The story of Lot and his daughters, like the story of Noah and his sons earlier in Genesis, is an ethnographic story that casts aspersions on Israel’s cultural rivals while at the same time acknowledging a kinship between them. The offspring of Lot and his daughters come to be known as Moabites, known rivals and enemies of Israel. Now, there is a notable Moabite without whom we would not be worshiping here in this way today: Ruth, the great-grandmother of King David. Ruth, who is named in the Gospel of Matthew as an ancestor of Jesus.

But Israelites were not permitted to intermarry with Moabites. In Deuteronomy 23, Moabites are explicitly excluded from admittance to the assembly of the Lord. So we reach this place where these people with whom we aren’t even supposed to associate are still a part of who we are. That we share not just history but blood. Throughout the Bible, then, we are conflicted. We are confronted with occupying space with desirables and undesirables, where we are connected with various peoples whether we like it or not. And as that tension occurs and unfolds, we start to see people personally, as opposed to part of an undesirable group of “them” or “those people”, and it becomes harder to condemn them. It’s harder to assume the worst of them. And it’s easier to see ourselves in them and we become part of “we.”

There is a risk of being too eager to explain away the story of Lot. To make it simple hyperbole to make a point about the importance of hospitality and hospitality to strangers. Or to misinterpret it into a shameful and simplistic false equivalency weapon to use against consensual relationships between men. To do so dismisses the naming of sexual violence that occurs in every part of this story. It makes it a story about “them” and how horrible “they” are without acknowledging the “us”, our connection to all of humanity.

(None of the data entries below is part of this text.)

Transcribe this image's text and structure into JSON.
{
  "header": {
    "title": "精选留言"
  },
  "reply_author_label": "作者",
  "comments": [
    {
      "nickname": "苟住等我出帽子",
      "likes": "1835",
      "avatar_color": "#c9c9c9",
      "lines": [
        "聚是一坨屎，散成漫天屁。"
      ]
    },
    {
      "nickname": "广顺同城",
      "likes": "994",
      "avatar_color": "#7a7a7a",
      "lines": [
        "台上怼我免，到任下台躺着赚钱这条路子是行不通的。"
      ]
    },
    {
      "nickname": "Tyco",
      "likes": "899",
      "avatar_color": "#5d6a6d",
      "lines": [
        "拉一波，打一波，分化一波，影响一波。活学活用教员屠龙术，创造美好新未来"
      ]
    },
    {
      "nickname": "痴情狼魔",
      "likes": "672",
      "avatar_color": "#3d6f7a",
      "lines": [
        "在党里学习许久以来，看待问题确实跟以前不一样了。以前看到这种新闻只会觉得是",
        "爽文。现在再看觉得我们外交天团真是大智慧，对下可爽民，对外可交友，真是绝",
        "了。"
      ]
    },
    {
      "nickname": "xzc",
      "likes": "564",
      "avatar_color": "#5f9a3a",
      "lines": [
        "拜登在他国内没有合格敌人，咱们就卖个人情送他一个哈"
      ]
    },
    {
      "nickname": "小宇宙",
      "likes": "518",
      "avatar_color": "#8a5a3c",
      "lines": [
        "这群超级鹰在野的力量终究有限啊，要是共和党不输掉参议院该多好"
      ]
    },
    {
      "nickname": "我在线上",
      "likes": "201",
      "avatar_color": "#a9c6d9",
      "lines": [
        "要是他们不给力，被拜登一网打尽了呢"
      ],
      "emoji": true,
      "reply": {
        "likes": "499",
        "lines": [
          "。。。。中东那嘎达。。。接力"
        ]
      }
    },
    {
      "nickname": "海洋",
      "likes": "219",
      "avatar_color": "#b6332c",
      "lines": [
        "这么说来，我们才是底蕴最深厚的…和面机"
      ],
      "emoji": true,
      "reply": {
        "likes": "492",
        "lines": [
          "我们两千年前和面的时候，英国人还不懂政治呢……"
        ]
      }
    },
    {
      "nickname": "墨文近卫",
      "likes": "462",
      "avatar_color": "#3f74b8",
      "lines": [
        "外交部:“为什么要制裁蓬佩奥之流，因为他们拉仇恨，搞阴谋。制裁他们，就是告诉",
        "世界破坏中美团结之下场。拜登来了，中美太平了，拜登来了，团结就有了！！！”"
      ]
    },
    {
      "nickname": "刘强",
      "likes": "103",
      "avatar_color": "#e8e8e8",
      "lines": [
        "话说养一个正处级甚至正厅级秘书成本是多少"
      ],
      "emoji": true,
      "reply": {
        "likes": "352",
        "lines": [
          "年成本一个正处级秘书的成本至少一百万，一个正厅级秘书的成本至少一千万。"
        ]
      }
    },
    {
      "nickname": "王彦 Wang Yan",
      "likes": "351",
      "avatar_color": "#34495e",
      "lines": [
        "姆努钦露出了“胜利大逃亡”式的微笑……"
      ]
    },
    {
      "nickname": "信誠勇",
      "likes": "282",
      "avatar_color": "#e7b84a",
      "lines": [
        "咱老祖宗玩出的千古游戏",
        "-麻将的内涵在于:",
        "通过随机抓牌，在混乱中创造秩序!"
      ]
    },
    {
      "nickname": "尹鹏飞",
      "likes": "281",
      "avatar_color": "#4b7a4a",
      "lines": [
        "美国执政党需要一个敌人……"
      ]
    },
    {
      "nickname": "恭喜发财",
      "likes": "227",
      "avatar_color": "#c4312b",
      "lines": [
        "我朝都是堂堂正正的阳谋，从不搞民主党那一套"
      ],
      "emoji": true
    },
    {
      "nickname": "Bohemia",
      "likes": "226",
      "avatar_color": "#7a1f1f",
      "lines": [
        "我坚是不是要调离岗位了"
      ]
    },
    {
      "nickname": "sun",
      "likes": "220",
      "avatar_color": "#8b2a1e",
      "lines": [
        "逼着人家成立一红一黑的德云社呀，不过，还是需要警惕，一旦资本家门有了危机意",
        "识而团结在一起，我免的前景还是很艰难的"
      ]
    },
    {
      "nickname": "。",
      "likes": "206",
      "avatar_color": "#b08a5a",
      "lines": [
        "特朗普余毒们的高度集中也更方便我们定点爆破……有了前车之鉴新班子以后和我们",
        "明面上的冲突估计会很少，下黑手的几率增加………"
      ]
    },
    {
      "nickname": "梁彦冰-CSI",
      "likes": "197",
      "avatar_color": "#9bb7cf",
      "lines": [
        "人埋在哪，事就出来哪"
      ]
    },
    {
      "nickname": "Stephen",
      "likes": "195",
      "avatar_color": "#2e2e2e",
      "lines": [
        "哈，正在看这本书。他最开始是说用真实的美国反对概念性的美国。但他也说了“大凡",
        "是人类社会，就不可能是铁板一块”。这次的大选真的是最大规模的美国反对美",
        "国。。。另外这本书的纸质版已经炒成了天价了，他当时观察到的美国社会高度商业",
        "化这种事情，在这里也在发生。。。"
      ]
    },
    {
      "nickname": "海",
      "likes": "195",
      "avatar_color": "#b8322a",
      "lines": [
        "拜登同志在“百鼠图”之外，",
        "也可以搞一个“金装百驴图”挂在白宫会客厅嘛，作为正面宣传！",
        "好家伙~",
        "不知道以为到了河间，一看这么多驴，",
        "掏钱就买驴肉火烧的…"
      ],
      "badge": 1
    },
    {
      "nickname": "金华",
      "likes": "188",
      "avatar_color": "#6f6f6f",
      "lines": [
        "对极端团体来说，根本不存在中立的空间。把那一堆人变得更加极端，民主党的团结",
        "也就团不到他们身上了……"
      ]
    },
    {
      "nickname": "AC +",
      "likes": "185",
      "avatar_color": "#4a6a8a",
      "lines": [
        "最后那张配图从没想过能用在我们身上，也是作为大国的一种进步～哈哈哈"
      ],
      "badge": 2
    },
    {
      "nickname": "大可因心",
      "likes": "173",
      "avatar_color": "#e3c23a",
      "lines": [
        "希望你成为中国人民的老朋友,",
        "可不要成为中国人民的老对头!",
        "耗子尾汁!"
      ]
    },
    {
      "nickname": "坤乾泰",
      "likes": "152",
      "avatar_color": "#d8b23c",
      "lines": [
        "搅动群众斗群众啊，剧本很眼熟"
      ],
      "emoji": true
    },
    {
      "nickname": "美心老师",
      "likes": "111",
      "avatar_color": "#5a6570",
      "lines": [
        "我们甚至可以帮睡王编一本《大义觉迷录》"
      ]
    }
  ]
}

We are never too far separated from whatever we don’t want to be that we can be self satisfied. That we can hold ourselves up as examples. Every person who is undesirable to us is beloved by someone else. And regardless of how desirable or undesirable we are, regardless of our sins, we are all beloved children of God. It can be hard to wrap our heads around - that God loves the men in this story of Sodom as much as God loves you and me. But when I say God’s love is unconditional, it needs to truly be unconditional. And for that I need to accept that God’s grace is for all people. A grace that is a freely given gift. Amen.